The NSD is a part of the Moscow exchange and is a technology company providing all exchange settlements and most of the over-the-counter settlements, servicing both Russian and foreign securities. NSD‘s payment system is considered nationally significant: the default of the company is equal to the default of the whole country. If the depositary stops working, all business activity will be frozen. The company’s specialists bear great responsibility for the reliable operation of the IT infrastructure.
“We must not solve problems, but prevent them. Monitoring technological services is extremely important to ensure business continuity, and this is one of the key areas of our work,” says Denis Zelting, Head of Monitoring Development at NSD.
In the past, the company used many local monitoring systems that were independently created by specialists responsible for their IT resources. There was, however, no single point of control. But the services are developing, and the more complex they are, the harder it is to take into account all the factors that affect performance. It is necessary to track both similar routine problems (lack of disk space, password expiration, etc.) and rather rare events. And most importantly, the person who can solve the potential problem should be informed – the owner of a particular server, disk or application. There were no major difficulties, but increasing maturity in IT management has become an urgent requirement.
Micro Focus Operations Bridge (OpsB) is used at the NSD as an umbrella monitoring system. Event data is collected directly both from monitoring objects and from local systems. Furthermore, the information received is aggregated; the impact of each event on business processes is estimated and the centralized notification is organized.
“We needed to provide centralized monitoring of IT resources. Ideally, it would be good to give up small, self-written control systems, but so far it has been difficult to implement: It is not possible to directly cover all objects with a single solution, especially as we are dealing with home-developed systems in many cases,” Zelting explains.
The OpsB solution does not replace these systems, but integrates them and complements and enriches the information obtained. For example, data from the CMDB on resource owners and relationships between components is critical for the company.
For business, this purely infrastructural project was presented as an opportunity to increase customer satisfaction: Most of the failures will be detected by our own efforts, and not as a result of customer complaints. Implementing the project reduces the number of registered incidents. Events detected by the monitoring system are not included in the overall statistics.
“There are many monitoring systems on the market, including free ones, and they deal with the task of detecting failures. The main problems begin when it is necessary to determine to whom this information should be transferred and what to do when it becomes too much. In other words, it is necessary to organize filters and eliminate repetitions,” says Zelting. It is necessary to combine and organize data from different systems, identify valuable information and pass it on to the right recipients. In addition, an essential factor for the successful implementation of the project are Russian partners who can implement the system. Vendor support in Russian is also important. Among large system vendors, few meet such requirements. In terms of functionality, Micro Focus’ Russian support was similar to other vendors, but all other parameters were exceeded.
The product has a very wide range of functionality, and many of the existing features have been implemented in the system. In addition, because the solution was critical to the company, it was made resilient: The OpsB core supports 12 servers, and the number of servers involved exceeded 20 with additional services.

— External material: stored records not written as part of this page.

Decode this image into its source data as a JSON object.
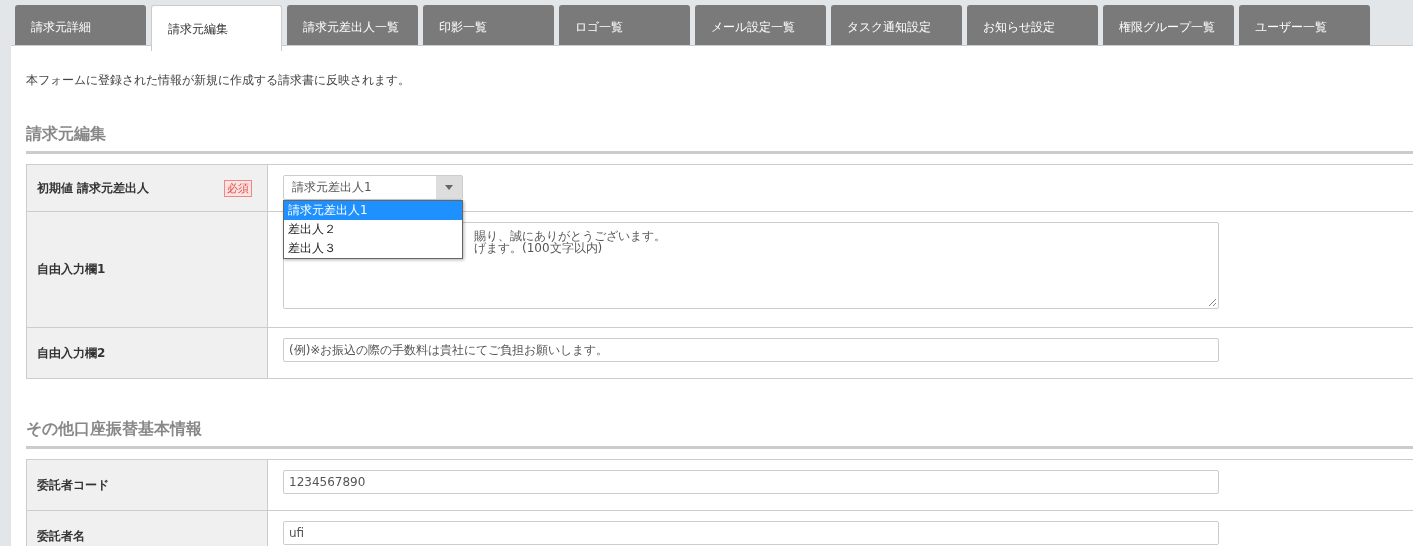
{
  "tabs": [
    {
      "label": "請求元詳細",
      "selected": false
    },
    {
      "label": "請求元編集",
      "selected": true
    },
    {
      "label": "請求元差出人一覧",
      "selected": false
    },
    {
      "label": "印影一覧",
      "selected": false
    },
    {
      "label": "ロゴ一覧",
      "selected": false
    },
    {
      "label": "メール設定一覧",
      "selected": false
    },
    {
      "label": "タスク通知設定",
      "selected": false
    },
    {
      "label": "お知らせ設定",
      "selected": false
    },
    {
      "label": "権限グループ一覧",
      "selected": false
    },
    {
      "label": "ユーザー一覧",
      "selected": false
    }
  ],
  "notice": "本フォームに登録された情報が新規に作成する請求書に反映されます。",
  "sections": [
    {
      "title": "請求元編集",
      "rows": [
        {
          "kind": "select",
          "label": "初期値 請求元差出人",
          "required_badge": "必須",
          "value": "請求元差出人1",
          "expanded": true,
          "options": [
            {
              "label": "請求元差出人1",
              "selected": true
            },
            {
              "label": "差出人２",
              "selected": false
            },
            {
              "label": "差出人３",
              "selected": false
            }
          ]
        },
        {
          "kind": "textarea",
          "label": "自由入力欄1",
          "placeholder_lines": [
            "賜り、誠にありがとうございます。",
            "げます。(100文字以内)"
          ]
        },
        {
          "kind": "input",
          "label": "自由入力欄2",
          "placeholder": "(例)※お振込の際の手数料は貴社にてご負担お願いします。"
        }
      ]
    },
    {
      "title": "その他口座振替基本情報",
      "rows": [
        {
          "kind": "input",
          "label": "委託者コード",
          "value": "1234567890"
        },
        {
          "kind": "input",
          "label": "委託者名",
          "value": "ufi"
        }
      ]
    }
  ]
}
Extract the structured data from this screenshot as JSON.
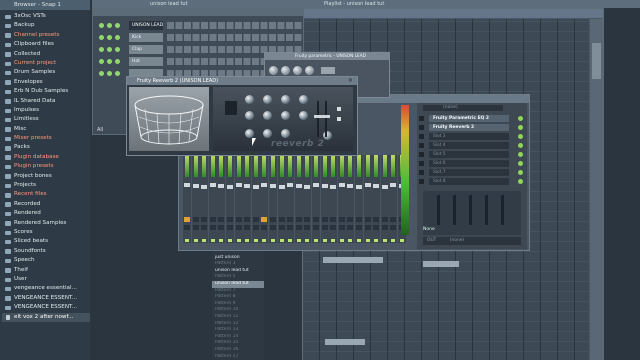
{
  "browser": {
    "title": "Browser - Snap 1",
    "items": [
      {
        "label": "3xOsc VSTs",
        "state": "normal",
        "kind": "folder"
      },
      {
        "label": "Backup",
        "state": "normal",
        "kind": "folder"
      },
      {
        "label": "Channel presets",
        "state": "hl",
        "kind": "folder"
      },
      {
        "label": "Clipboard files",
        "state": "normal",
        "kind": "folder"
      },
      {
        "label": "Collected",
        "state": "normal",
        "kind": "folder"
      },
      {
        "label": "Current project",
        "state": "hl",
        "kind": "folder"
      },
      {
        "label": "Drum Samples",
        "state": "normal",
        "kind": "folder"
      },
      {
        "label": "Envelopes",
        "state": "normal",
        "kind": "folder"
      },
      {
        "label": "Erb N Dub Samples",
        "state": "normal",
        "kind": "folder"
      },
      {
        "label": "IL Shared Data",
        "state": "normal",
        "kind": "folder"
      },
      {
        "label": "Impulses",
        "state": "normal",
        "kind": "folder"
      },
      {
        "label": "Limitless",
        "state": "normal",
        "kind": "folder"
      },
      {
        "label": "Misc",
        "state": "normal",
        "kind": "folder"
      },
      {
        "label": "Mixer presets",
        "state": "hl",
        "kind": "folder"
      },
      {
        "label": "Packs",
        "state": "normal",
        "kind": "folder"
      },
      {
        "label": "Plugin database",
        "state": "hl",
        "kind": "folder"
      },
      {
        "label": "Plugin presets",
        "state": "hl",
        "kind": "folder"
      },
      {
        "label": "Project bones",
        "state": "normal",
        "kind": "folder"
      },
      {
        "label": "Projects",
        "state": "normal",
        "kind": "folder"
      },
      {
        "label": "Recent files",
        "state": "hl",
        "kind": "folder"
      },
      {
        "label": "Recorded",
        "state": "normal",
        "kind": "folder"
      },
      {
        "label": "Rendered",
        "state": "normal",
        "kind": "folder"
      },
      {
        "label": "Rendered Samples",
        "state": "normal",
        "kind": "folder"
      },
      {
        "label": "Scores",
        "state": "normal",
        "kind": "folder"
      },
      {
        "label": "Sliced beats",
        "state": "normal",
        "kind": "folder"
      },
      {
        "label": "Soundfonts",
        "state": "normal",
        "kind": "folder"
      },
      {
        "label": "Speech",
        "state": "normal",
        "kind": "folder"
      },
      {
        "label": "Theif",
        "state": "normal",
        "kind": "folder"
      },
      {
        "label": "User",
        "state": "normal",
        "kind": "folder"
      },
      {
        "label": "vengeance essential...",
        "state": "normal",
        "kind": "folder"
      },
      {
        "label": "VENGEANCE ESSENT...",
        "state": "normal",
        "kind": "folder"
      },
      {
        "label": "VENGEANCE ESSENT...",
        "state": "normal",
        "kind": "folder"
      },
      {
        "label": "elt vox 2 after nowf...",
        "state": "sel",
        "kind": "file"
      }
    ]
  },
  "topbar": {
    "channel_title": "unison lead tut",
    "playlist_title": "Playlist - unison lead tut"
  },
  "channel_rack": {
    "channels": [
      {
        "name": "UNISON LEAD",
        "selected": true
      },
      {
        "name": "Kick",
        "selected": false
      },
      {
        "name": "Clap",
        "selected": false
      },
      {
        "name": "Hat",
        "selected": false
      },
      {
        "name": "",
        "selected": false
      }
    ],
    "filter_label": "All"
  },
  "plugin_back": {
    "title": "Fruity parametric - UNISON LEAD"
  },
  "reeverb": {
    "title": "Fruity Reeverb 2 (UNISON LEAD)",
    "logo": "reeverb 2",
    "close": "×"
  },
  "mixer": {
    "header_label": "(none)",
    "slots": [
      {
        "label": "Fruity Parametric EQ 2",
        "on": true
      },
      {
        "label": "Fruity Reeverb 2",
        "on": true
      },
      {
        "label": "Slot 3",
        "on": false
      },
      {
        "label": "Slot 4",
        "on": false
      },
      {
        "label": "Slot 5",
        "on": false
      },
      {
        "label": "Slot 6",
        "on": false
      },
      {
        "label": "Slot 7",
        "on": false
      },
      {
        "label": "Slot 8",
        "on": false
      }
    ],
    "in_none": "None",
    "out_label": "OUT",
    "out_value": "(none)",
    "strip_count": 26
  },
  "patterns": {
    "items": [
      {
        "label": "Pattern 1",
        "state": "off"
      },
      {
        "label": "just unison",
        "state": "on"
      },
      {
        "label": "Pattern 3",
        "state": "off"
      },
      {
        "label": "unison lead tut",
        "state": "on"
      },
      {
        "label": "Pattern 5",
        "state": "off"
      },
      {
        "label": "unison lead tut",
        "state": "sel"
      },
      {
        "label": "Pattern 7",
        "state": "off"
      },
      {
        "label": "Pattern 8",
        "state": "off"
      },
      {
        "label": "Pattern 9",
        "state": "off"
      },
      {
        "label": "Pattern 10",
        "state": "off"
      },
      {
        "label": "Pattern 11",
        "state": "off"
      },
      {
        "label": "Pattern 12",
        "state": "off"
      },
      {
        "label": "Pattern 13",
        "state": "off"
      },
      {
        "label": "Pattern 14",
        "state": "off"
      },
      {
        "label": "Pattern 15",
        "state": "off"
      },
      {
        "label": "Pattern 16",
        "state": "off"
      },
      {
        "label": "Pattern 17",
        "state": "off"
      }
    ]
  },
  "colors": {
    "highlight_text": "#ff9a7a",
    "meter_green": "#4bbd3a",
    "mute_amber": "#e0a32e"
  }
}
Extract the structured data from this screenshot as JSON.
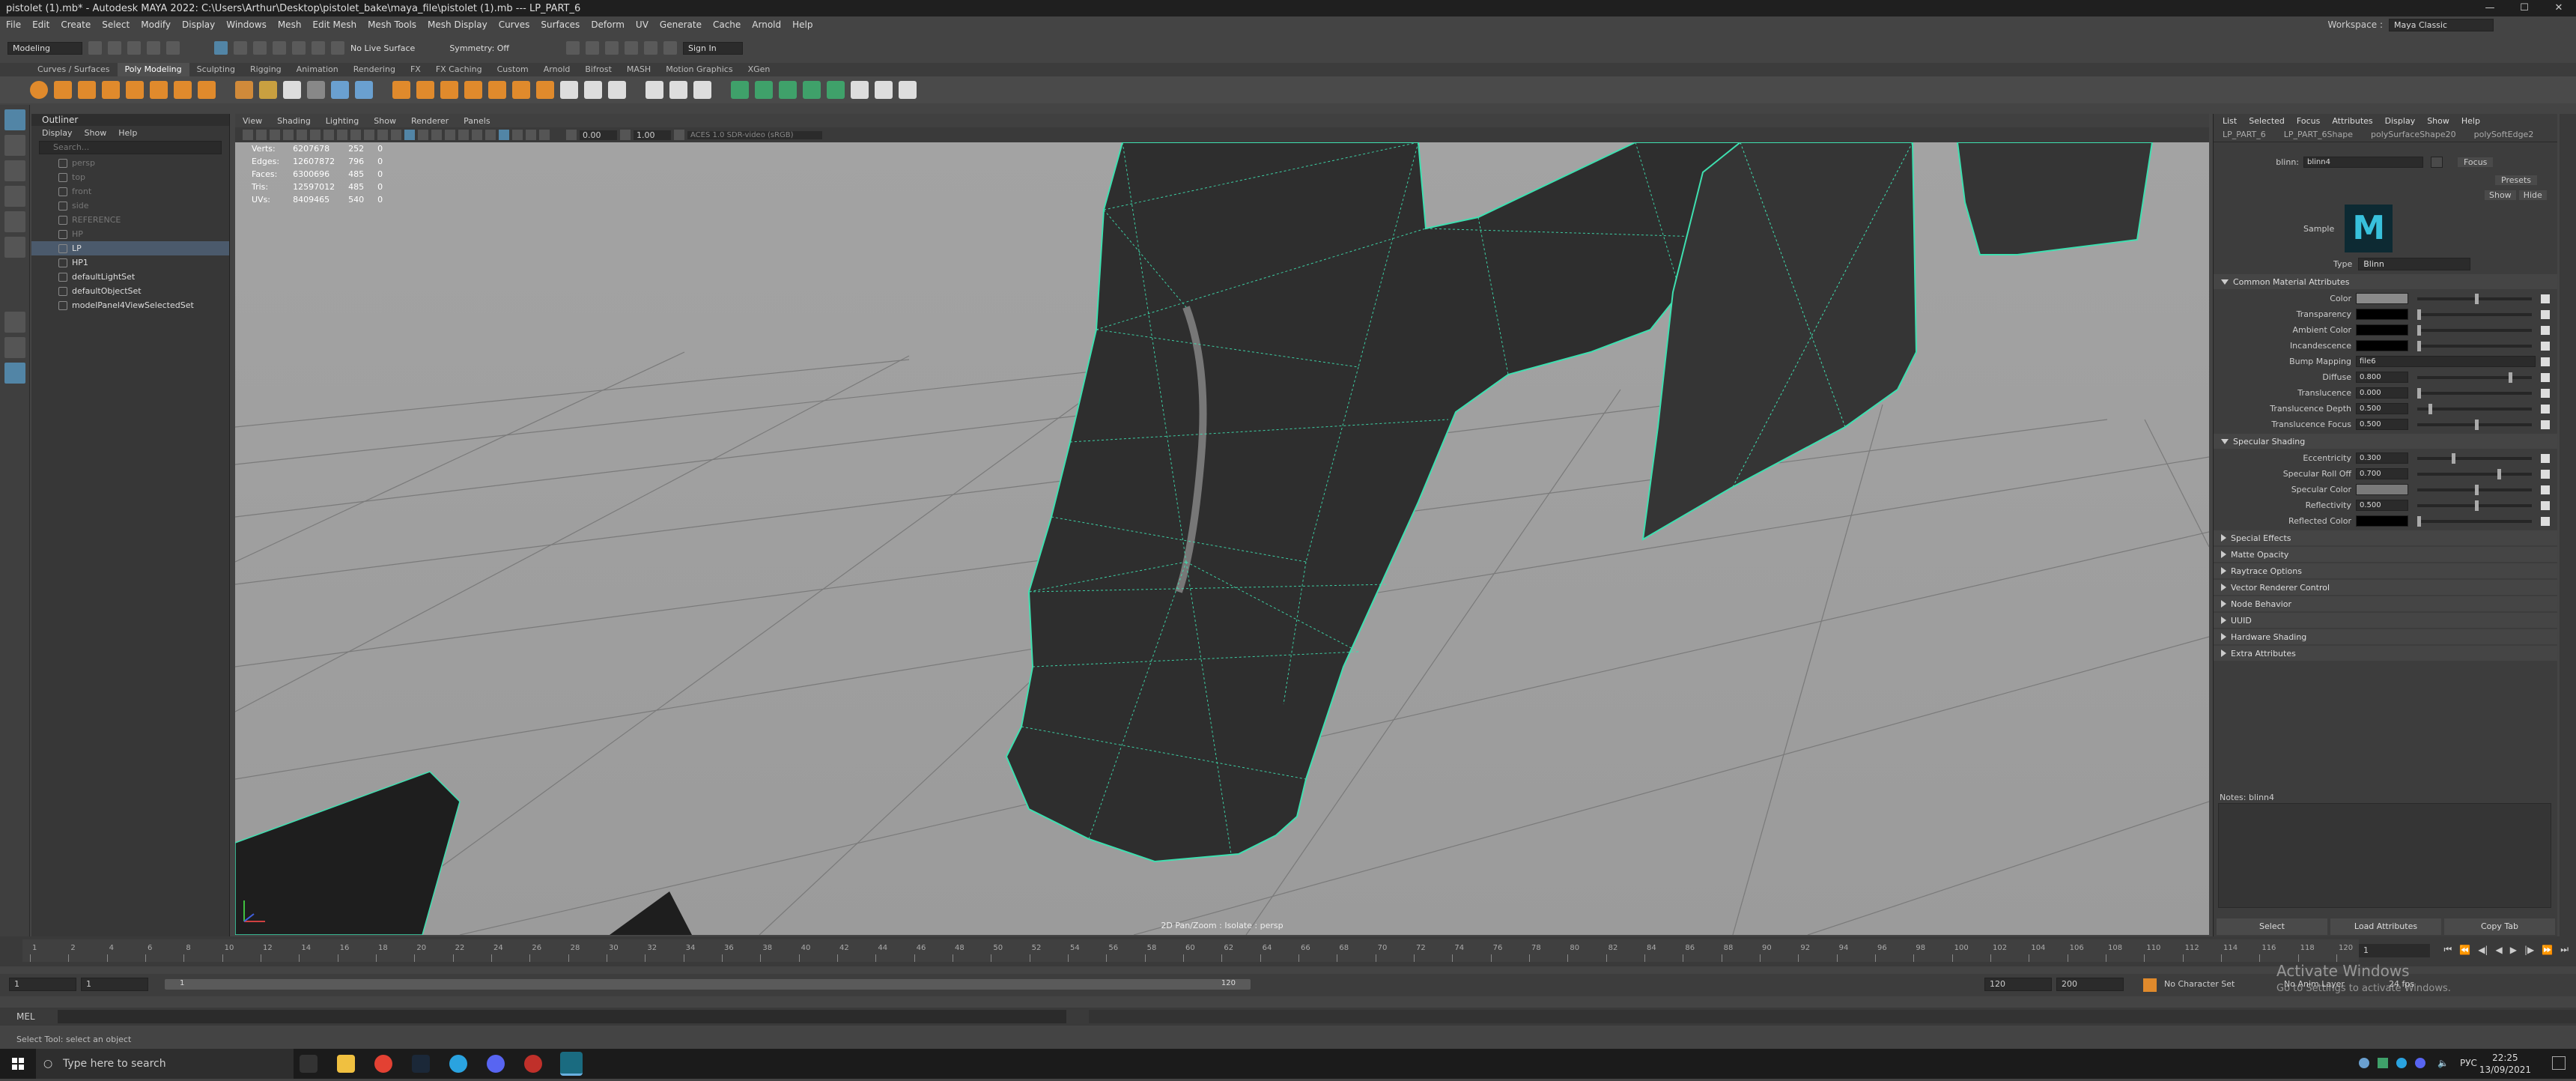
{
  "titlebar": {
    "title": "pistolet (1).mb* - Autodesk MAYA 2022: C:\\Users\\Arthur\\Desktop\\pistolet_bake\\maya_file\\pistolet (1).mb  ---  LP_PART_6",
    "minimize": "—",
    "maximize": "☐",
    "close": "✕"
  },
  "menubar": {
    "items": [
      "File",
      "Edit",
      "Create",
      "Select",
      "Modify",
      "Display",
      "Windows",
      "Mesh",
      "Edit Mesh",
      "Mesh Tools",
      "Mesh Display",
      "Curves",
      "Surfaces",
      "Deform",
      "UV",
      "Generate",
      "Cache",
      "Arnold",
      "Help"
    ],
    "workspace_label": "Workspace :",
    "workspace_value": "Maya Classic"
  },
  "statusline": {
    "mode": "Modeling",
    "live_surface": "No Live Surface",
    "symmetry": "Symmetry: Off",
    "sign_in": "Sign In"
  },
  "shelf": {
    "tabs": [
      "Curves / Surfaces",
      "Poly Modeling",
      "Sculpting",
      "Rigging",
      "Animation",
      "Rendering",
      "FX",
      "FX Caching",
      "Custom",
      "Arnold",
      "Bifrost",
      "MASH",
      "Motion Graphics",
      "XGen"
    ],
    "active_tab": "Poly Modeling"
  },
  "outliner": {
    "title": "Outliner",
    "menu": [
      "Display",
      "Show",
      "Help"
    ],
    "search_placeholder": "Search...",
    "items": [
      {
        "label": "persp",
        "dim": true
      },
      {
        "label": "top",
        "dim": true
      },
      {
        "label": "front",
        "dim": true
      },
      {
        "label": "side",
        "dim": true
      },
      {
        "label": "REFERENCE",
        "dim": true
      },
      {
        "label": "HP",
        "dim": true
      },
      {
        "label": "LP",
        "dim": false,
        "selected": true
      },
      {
        "label": "HP1",
        "dim": false
      },
      {
        "label": "defaultLightSet",
        "dim": false
      },
      {
        "label": "defaultObjectSet",
        "dim": false
      },
      {
        "label": "modelPanel4ViewSelectedSet",
        "dim": false
      }
    ]
  },
  "viewport": {
    "menu": [
      "View",
      "Shading",
      "Lighting",
      "Show",
      "Renderer",
      "Panels"
    ],
    "exposure": "0.00",
    "gamma": "1.00",
    "colorspace": "ACES 1.0 SDR-video (sRGB)",
    "hud": [
      {
        "label": "Verts:",
        "a": "6207678",
        "b": "252",
        "c": "0"
      },
      {
        "label": "Edges:",
        "a": "12607872",
        "b": "796",
        "c": "0"
      },
      {
        "label": "Faces:",
        "a": "6300696",
        "b": "485",
        "c": "0"
      },
      {
        "label": "Tris:",
        "a": "12597012",
        "b": "485",
        "c": "0"
      },
      {
        "label": "UVs:",
        "a": "8409465",
        "b": "540",
        "c": "0"
      }
    ],
    "camera_label": "2D Pan/Zoom : Isolate : persp"
  },
  "attribute_editor": {
    "menu": [
      "List",
      "Selected",
      "Focus",
      "Attributes",
      "Display",
      "Show",
      "Help"
    ],
    "tabs": [
      "LP_PART_6",
      "LP_PART_6Shape",
      "polySurfaceShape20",
      "polySoftEdge2"
    ],
    "type_label": "blinn:",
    "name_value": "blinn4",
    "focus": "Focus",
    "presets": "Presets",
    "show": "Show",
    "hide": "Hide",
    "sample_label": "Sample",
    "shader_type_label": "Type",
    "shader_type_value": "Blinn",
    "sections": {
      "common": "Common Material Attributes",
      "specular": "Specular Shading"
    },
    "common_attrs": [
      {
        "label": "Color",
        "kind": "color",
        "swatch": "#8a8a8a",
        "level": 0.5
      },
      {
        "label": "Transparency",
        "kind": "color",
        "swatch": "#000000",
        "level": 0.0
      },
      {
        "label": "Ambient Color",
        "kind": "color",
        "swatch": "#000000",
        "level": 0.0
      },
      {
        "label": "Incandescence",
        "kind": "color",
        "swatch": "#000000",
        "level": 0.0
      },
      {
        "label": "Bump Mapping",
        "kind": "text",
        "value": "file6"
      },
      {
        "label": "Diffuse",
        "kind": "num",
        "value": "0.800",
        "level": 0.8
      },
      {
        "label": "Translucence",
        "kind": "num",
        "value": "0.000",
        "level": 0.0
      },
      {
        "label": "Translucence Depth",
        "kind": "num",
        "value": "0.500",
        "level": 0.1
      },
      {
        "label": "Translucence Focus",
        "kind": "num",
        "value": "0.500",
        "level": 0.5
      }
    ],
    "specular_attrs": [
      {
        "label": "Eccentricity",
        "kind": "num",
        "value": "0.300",
        "level": 0.3
      },
      {
        "label": "Specular Roll Off",
        "kind": "num",
        "value": "0.700",
        "level": 0.7
      },
      {
        "label": "Specular Color",
        "kind": "color",
        "swatch": "#7a7a7a",
        "level": 0.5
      },
      {
        "label": "Reflectivity",
        "kind": "num",
        "value": "0.500",
        "level": 0.5
      },
      {
        "label": "Reflected Color",
        "kind": "color",
        "swatch": "#000000",
        "level": 0.0
      }
    ],
    "collapsed_sections": [
      "Special Effects",
      "Matte Opacity",
      "Raytrace Options",
      "Vector Renderer Control",
      "Node Behavior",
      "UUID",
      "Hardware Shading",
      "Extra Attributes"
    ],
    "notes_label": "Notes:  blinn4",
    "buttons": [
      "Select",
      "Load Attributes",
      "Copy Tab"
    ]
  },
  "timeslider": {
    "ticks": [
      "1",
      "2",
      "4",
      "6",
      "8",
      "10",
      "12",
      "14",
      "16",
      "18",
      "20",
      "22",
      "24",
      "26",
      "28",
      "30",
      "32",
      "34",
      "36",
      "38",
      "40",
      "42",
      "44",
      "46",
      "48",
      "50",
      "52",
      "54",
      "56",
      "58",
      "60",
      "62",
      "64",
      "66",
      "68",
      "70",
      "72",
      "74",
      "76",
      "78",
      "80",
      "82",
      "84",
      "86",
      "88",
      "90",
      "92",
      "94",
      "96",
      "98",
      "100",
      "102",
      "104",
      "106",
      "108",
      "110",
      "112",
      "114",
      "116",
      "118",
      "120"
    ],
    "current_frame": "1"
  },
  "range": {
    "start": "1",
    "start2": "1",
    "inner_start": "1",
    "inner_end": "120",
    "end": "120",
    "end2": "200",
    "character_set": "No Character Set",
    "anim_layer": "No Anim Layer",
    "fps": "24 fps"
  },
  "cmdline": {
    "label": "MEL"
  },
  "helpline": {
    "text": "Select Tool: select an object"
  },
  "watermark": {
    "line1": "Activate Windows",
    "line2": "Go to Settings to activate Windows."
  },
  "taskbar": {
    "search_placeholder": "Type here to search",
    "lang": "РУС",
    "time": "22:25",
    "date": "13/09/2021"
  },
  "colors": {
    "accent": "#5285a6",
    "wire": "#3ee0b0",
    "selection": "#4b5a6c"
  }
}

It is important that the system has been centralized and many processes have been automated, because the task of monitoring is to instantly detect failures and quickly notify the responsible employees.
“Without such a solution, it is impossible to fully track the failures in principle. If the information you get is 90% garbage, it is very difficult to work with. And if the information is 99% garbage, working conditions become impossible. Now we have the opportunity to enrich this core of data by increasing the percentage of useful information,” Zelting emphasizes.
Since OpsB not only “sees” what is broken, but also “knows” who the owner of the resource is, the incident is automatically assigned to the right workgroup, thus reducing the first line of support resources. Accelerating incident resolution is not so critical, but reducing the number of operators is a very tangible benefit.
Despite the growth in the number of clients and increasing complexity of IT systems, the number of incidents can be kept at a stable level, and this is an indicator of increased effectiveness. According to internal estimates, the availability of a monitoring system improves results by about 30%.
“80–90% of infrastructure failures are detected by the monitoring system and do not reach the incident stage. The ability to identify problems before they are seen and turned into incidents is a huge advantage. All of the NSD’s regular activities are carried out outside of working hours. If something goes wrong, the monitoring system flags it up right away. And the problem will be solved before the next business day,” Zelting concludes.